OpenSearch is an open‑source search and analytics engine built on Apache Lucene. When you send a search request, a complex dance of components runs behind the scenes to turn a simple HTTP call into a ranked list of results. In this article we follow a query from the moment it hits the REST endpoint all the way to the final merged response, explaining each step in plain language while preserving the technical depth that engineers expect.
1. The Entry Point – REST Request
Everything starts with an HTTP request to the OpenSearch REST API, typically a GET /my-index/_search with a JSON body describing the query. The request can include parameters such as size, from, and sorting directives. The client can be anything from curl to a Python SDK, but the wire format is always the same: JSON over HTTP.
OpenSearch runs a lightweight HTTP server that parses the request and hands it over to the coordinating node – the node that received the request. In a cluster, any node can act as the coordinating node; it does not need to store data.
2. Routing the Request – Shard Selection
OpenSearch stores data in shards – Lucene indexes that are distributed across the cluster. Each document is assigned to a primary shard based on a routing value, which defaults to the document _id. The routing formula is:
hash(routing) % number_of_primary_shards
The coordinating node runs this hash function to determine which primary shards are responsible for the data the query touches. For a simple term query across a single index, the coordinating node may need to contact all primary shards of that index. If the query targets a specific routing value, the set of shards can be reduced dramatically, improving latency.

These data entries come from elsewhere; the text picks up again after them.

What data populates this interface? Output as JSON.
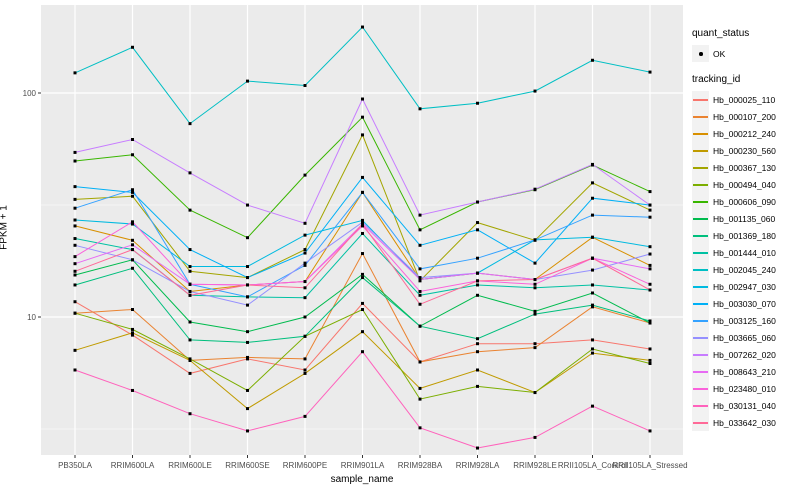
{
  "figure": {
    "background": "#FFFFFF",
    "panel_background": "#EBEBEB",
    "gridline_color": "#FFFFFF",
    "marker_color": "#000000",
    "axis_text_color": "#4D4D4D"
  },
  "legend": {
    "quant_status_title": "quant_status",
    "quant_status_items": [
      "OK"
    ],
    "tracking_id_title": "tracking_id"
  },
  "chart_data": {
    "type": "line",
    "title": "",
    "xlabel": "sample_name",
    "ylabel": "FPKM + 1",
    "y_scale": "log10",
    "grid": true,
    "legend_position": "right",
    "y_tick_labels": [
      "100",
      "10"
    ],
    "y_tick_values": [
      100,
      10
    ],
    "y_minor_values": [
      31.62,
      3.162
    ],
    "ylim": [
      2.4,
      250
    ],
    "categories": [
      "PB350LA",
      "RRIM600LA",
      "RRIM600LE",
      "RRIM600SE",
      "RRIM600PE",
      "RRIM901LA",
      "RRIM928BA",
      "RRIM928LA",
      "RRIM928LE",
      "RRII105LA_Control",
      "RRII105LA_Stressed"
    ],
    "quant_status": "OK",
    "series": [
      {
        "name": "Hb_000025_110",
        "color": "#F8766D",
        "values": [
          11.7,
          8.3,
          5.6,
          6.5,
          5.8,
          11.5,
          6.3,
          7.6,
          7.6,
          7.9,
          7.2
        ]
      },
      {
        "name": "Hb_000107_200",
        "color": "#EA8331",
        "values": [
          10.4,
          10.8,
          6.4,
          6.6,
          6.5,
          19.2,
          6.3,
          7.0,
          7.3,
          11.1,
          9.4
        ]
      },
      {
        "name": "Hb_000212_240",
        "color": "#D89000",
        "values": [
          25.5,
          22,
          13,
          13.9,
          14.4,
          36,
          14.7,
          15.7,
          14.7,
          22.7,
          17
        ]
      },
      {
        "name": "Hb_000230_560",
        "color": "#C09B00",
        "values": [
          7.1,
          8.5,
          6.4,
          3.9,
          5.6,
          8.6,
          4.8,
          5.8,
          4.6,
          6.9,
          6.4
        ]
      },
      {
        "name": "Hb_000367_130",
        "color": "#A3A500",
        "values": [
          33.5,
          34.6,
          16,
          15,
          20,
          65,
          14.5,
          26.4,
          22,
          39.7,
          30
        ]
      },
      {
        "name": "Hb_000494_040",
        "color": "#7CAE00",
        "values": [
          10.4,
          8.8,
          6.5,
          4.7,
          8.2,
          10.8,
          4.3,
          4.9,
          4.6,
          7.2,
          6.2
        ]
      },
      {
        "name": "Hb_000606_090",
        "color": "#39B600",
        "values": [
          49.7,
          53,
          30,
          22.6,
          43,
          78,
          24.5,
          32.6,
          37,
          47.7,
          36.3
        ]
      },
      {
        "name": "Hb_001135_060",
        "color": "#00BB4E",
        "values": [
          15.4,
          18,
          9.5,
          8.6,
          10,
          15.5,
          9.1,
          12.5,
          10.6,
          12.8,
          9.4
        ]
      },
      {
        "name": "Hb_001369_180",
        "color": "#00BF7D",
        "values": [
          13.9,
          16.5,
          7.9,
          7.7,
          8.2,
          15,
          9.1,
          8,
          10.3,
          11.3,
          9.6
        ]
      },
      {
        "name": "Hb_001444_010",
        "color": "#00C1A3",
        "values": [
          22.4,
          20,
          12.5,
          12.3,
          12.2,
          23.6,
          12.5,
          13.9,
          13.5,
          13.9,
          13.2
        ]
      },
      {
        "name": "Hb_002045_240",
        "color": "#00BFC4",
        "values": [
          123,
          160,
          73,
          113,
          108,
          197,
          85,
          90,
          102,
          140,
          124
        ]
      },
      {
        "name": "Hb_002947_030",
        "color": "#00BAE0",
        "values": [
          27.1,
          26,
          16.8,
          16.8,
          23.2,
          27,
          14.7,
          15.7,
          22.1,
          22.7,
          20.6
        ]
      },
      {
        "name": "Hb_003030_070",
        "color": "#00B0F6",
        "values": [
          38.2,
          36,
          20,
          15,
          19.3,
          42,
          20.9,
          24.5,
          17.4,
          33.9,
          31.6
        ]
      },
      {
        "name": "Hb_003125_160",
        "color": "#35A2FF",
        "values": [
          30.6,
          37,
          14,
          12.3,
          17,
          36,
          16.4,
          18.3,
          22.1,
          28.5,
          27.9
        ]
      },
      {
        "name": "Hb_003665_060",
        "color": "#9590FF",
        "values": [
          20.9,
          18,
          13,
          11.3,
          17.4,
          26.5,
          15,
          15.7,
          14.7,
          16.2,
          19.1
        ]
      },
      {
        "name": "Hb_007262_020",
        "color": "#C77CFF",
        "values": [
          54.3,
          62,
          44,
          31.6,
          26.2,
          94,
          28.5,
          32.6,
          37.2,
          48,
          31.6
        ]
      },
      {
        "name": "Hb_008643_210",
        "color": "#E76BF3",
        "values": [
          17.3,
          21,
          14,
          13.9,
          14.4,
          26,
          14.7,
          15.7,
          14.7,
          18.3,
          16.4
        ]
      },
      {
        "name": "Hb_023480_010",
        "color": "#FA62DB",
        "values": [
          18.6,
          26.6,
          14,
          13.9,
          14.4,
          25.5,
          13,
          14.5,
          14,
          18.3,
          14
        ]
      },
      {
        "name": "Hb_030131_040",
        "color": "#FF62BC",
        "values": [
          5.8,
          4.7,
          3.7,
          3.1,
          3.6,
          7,
          3.2,
          2.6,
          2.9,
          4,
          3.1
        ]
      },
      {
        "name": "Hb_033642_030",
        "color": "#FF6A98",
        "values": [
          16,
          20,
          12.5,
          13.9,
          13.5,
          26,
          11.4,
          14.5,
          14.7,
          18.3,
          13.2
        ]
      }
    ]
  }
}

3. Query Phase – Parallel Execution on Shards
Once the responsible shards are known, the coordinating node forwards the query to the shard nodes (which may be the same physical node or a different one). Each shard executes the query locally against its Lucene segments. This phase has two important sub‑steps:
3.1 Segment Search
Lucene stores data in immutable segments. During the query phase, each segment is searched independently. OpenSearch can search segments in parallel within a shard – a feature called concurrent segment search introduced in version 3.0. The engine decides automatically how many slices to create based on CPU cores and segment size.
3.2 Scoring with BM25
For each matching document, Lucene computes a relevance score using the BM25 algorithm. The key parameters are term frequency, inverse document frequency, and the b length‑normalisation factor (default 0.75). The shard returns the top‑k (default 10) documents along with their scores.

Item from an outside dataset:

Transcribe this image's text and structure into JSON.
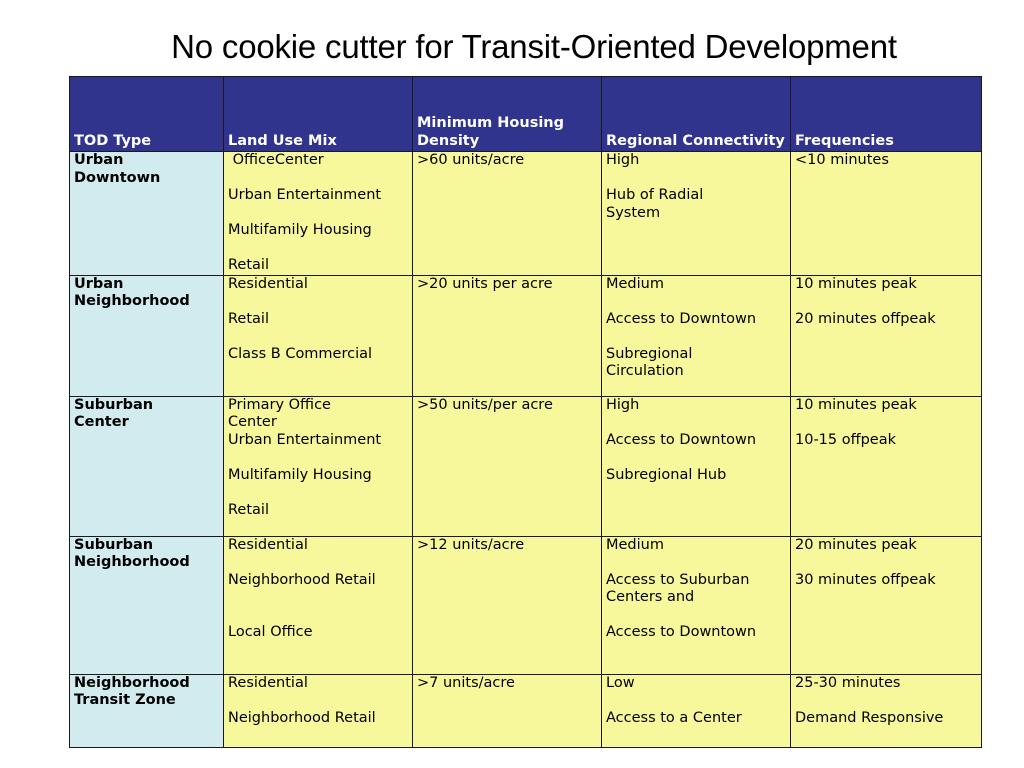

4. Fetch Phase – Getting Full Documents
The query phase only returns document IDs and scores. If the client also requested the _source field (which most do), a second round called the fetch phase runs. The coordinating node asks each shard for the full source of the selected documents. Shards retrieve the stored _source from the Lucene stored fields and send it back.
Because the fetch phase may involve moving larger payloads over the network, OpenSearch tries to keep the number of fetched documents small. This is why pagination (from/size) and stored_fields filters are important performance knobs.

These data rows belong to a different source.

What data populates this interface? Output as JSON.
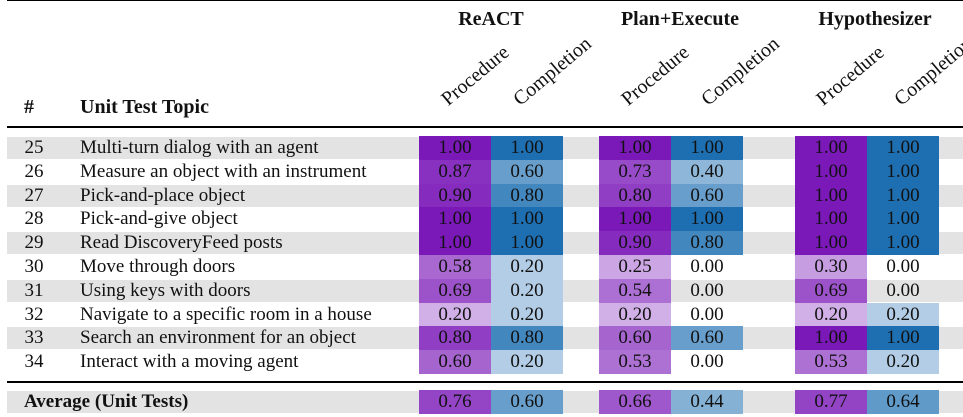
{
  "header": {
    "num_label": "#",
    "topic_label": "Unit Test Topic",
    "groups": [
      "ReACT",
      "Plan+Execute",
      "Hypothesizer"
    ],
    "subcols": [
      "Procedure",
      "Completion"
    ]
  },
  "rows": [
    {
      "num": "25",
      "topic": "Multi-turn dialog with an agent",
      "shaded": true,
      "values": [
        "1.00",
        "1.00",
        "1.00",
        "1.00",
        "1.00",
        "1.00"
      ]
    },
    {
      "num": "26",
      "topic": "Measure an object with an instrument",
      "shaded": false,
      "values": [
        "0.87",
        "0.60",
        "0.73",
        "0.40",
        "1.00",
        "1.00"
      ]
    },
    {
      "num": "27",
      "topic": "Pick-and-place object",
      "shaded": true,
      "values": [
        "0.90",
        "0.80",
        "0.80",
        "0.60",
        "1.00",
        "1.00"
      ]
    },
    {
      "num": "28",
      "topic": "Pick-and-give object",
      "shaded": false,
      "values": [
        "1.00",
        "1.00",
        "1.00",
        "1.00",
        "1.00",
        "1.00"
      ]
    },
    {
      "num": "29",
      "topic": "Read DiscoveryFeed posts",
      "shaded": true,
      "values": [
        "1.00",
        "1.00",
        "0.90",
        "0.80",
        "1.00",
        "1.00"
      ]
    },
    {
      "num": "30",
      "topic": "Move through doors",
      "shaded": false,
      "values": [
        "0.58",
        "0.20",
        "0.25",
        "0.00",
        "0.30",
        "0.00"
      ]
    },
    {
      "num": "31",
      "topic": "Using keys with doors",
      "shaded": true,
      "values": [
        "0.69",
        "0.20",
        "0.54",
        "0.00",
        "0.69",
        "0.00"
      ]
    },
    {
      "num": "32",
      "topic": "Navigate to a specific room in a house",
      "shaded": false,
      "values": [
        "0.20",
        "0.20",
        "0.20",
        "0.00",
        "0.20",
        "0.20"
      ]
    },
    {
      "num": "33",
      "topic": "Search an environment for an object",
      "shaded": true,
      "values": [
        "0.80",
        "0.80",
        "0.60",
        "0.60",
        "1.00",
        "1.00"
      ]
    },
    {
      "num": "34",
      "topic": "Interact with a moving agent",
      "shaded": false,
      "values": [
        "0.60",
        "0.20",
        "0.53",
        "0.00",
        "0.53",
        "0.20"
      ]
    }
  ],
  "average": {
    "label": "Average (Unit Tests)",
    "values": [
      "0.76",
      "0.60",
      "0.66",
      "0.44",
      "0.77",
      "0.64"
    ]
  },
  "colors": {
    "row_shade": "#e3e3e3",
    "procedure_base": "#7a18b8",
    "completion_base": "#1e6fb2"
  }
}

5. Merging Results – The Coordinating Node’s Role
After receiving the top‑k results from each shard, the coordinating node merges them into a single ranked list. It re‑applies the global size and from parameters, then sorts the combined set based on the BM25 scores returned by each shard. If the query includes custom sorts, the coordinating node also applies those rules.
The final merged list is then formatted as a JSON response and sent back to the client.
6. Behind the Scenes – Refresh, Translog, and Near‑Real‑Time Search
While the query is being processed, OpenSearch maintains a near‑real‑time view of the data. New documents are first written to an in‑memory buffer and appended to the translog for durability. Every second (the default refresh interval) the buffer is flushed to a new Lucene segment, making the freshly indexed documents searchable. This means there is typically a < 1‑second lag between indexing and visibility in search results.
7. Practical Tips for Optimising Queries
| Issue | Why it Happens | Mitigation |
|---|---|---|
| Slow query latency | Too many shards queried, high segment count | Use routing, configure index.routing_partition_size, force‑merge to reduce segments |
| High CPU usage | Concurrent segment search on large shards | Tune search.max_concurrent_shard_requests and search.max_concurrent_segments
|
| Stale results | Refresh interval too large for real‑time needs | Reduce index.refresh_interval on hot indices |
| Large payloads | Fetching full _source for many docs |
Use stored_fields or docvalue_fields, limit size
|
8. Conclusion
A search query in OpenSearch is more than a simple HTTP call. It involves routing, parallel shard execution, scoring, optional fetching, and a final merge step that stitches everything together. Understanding each stage helps you design better schemas, tune performance, and avoid common pitfalls such as unnecessary shard scans or excessive refresh intervals.
By visualising the journey of a query, you gain the confidence to diagnose latency issues, choose the right indexing strategies, and make the most of OpenSearch’s powerful plugin and analysis ecosystems.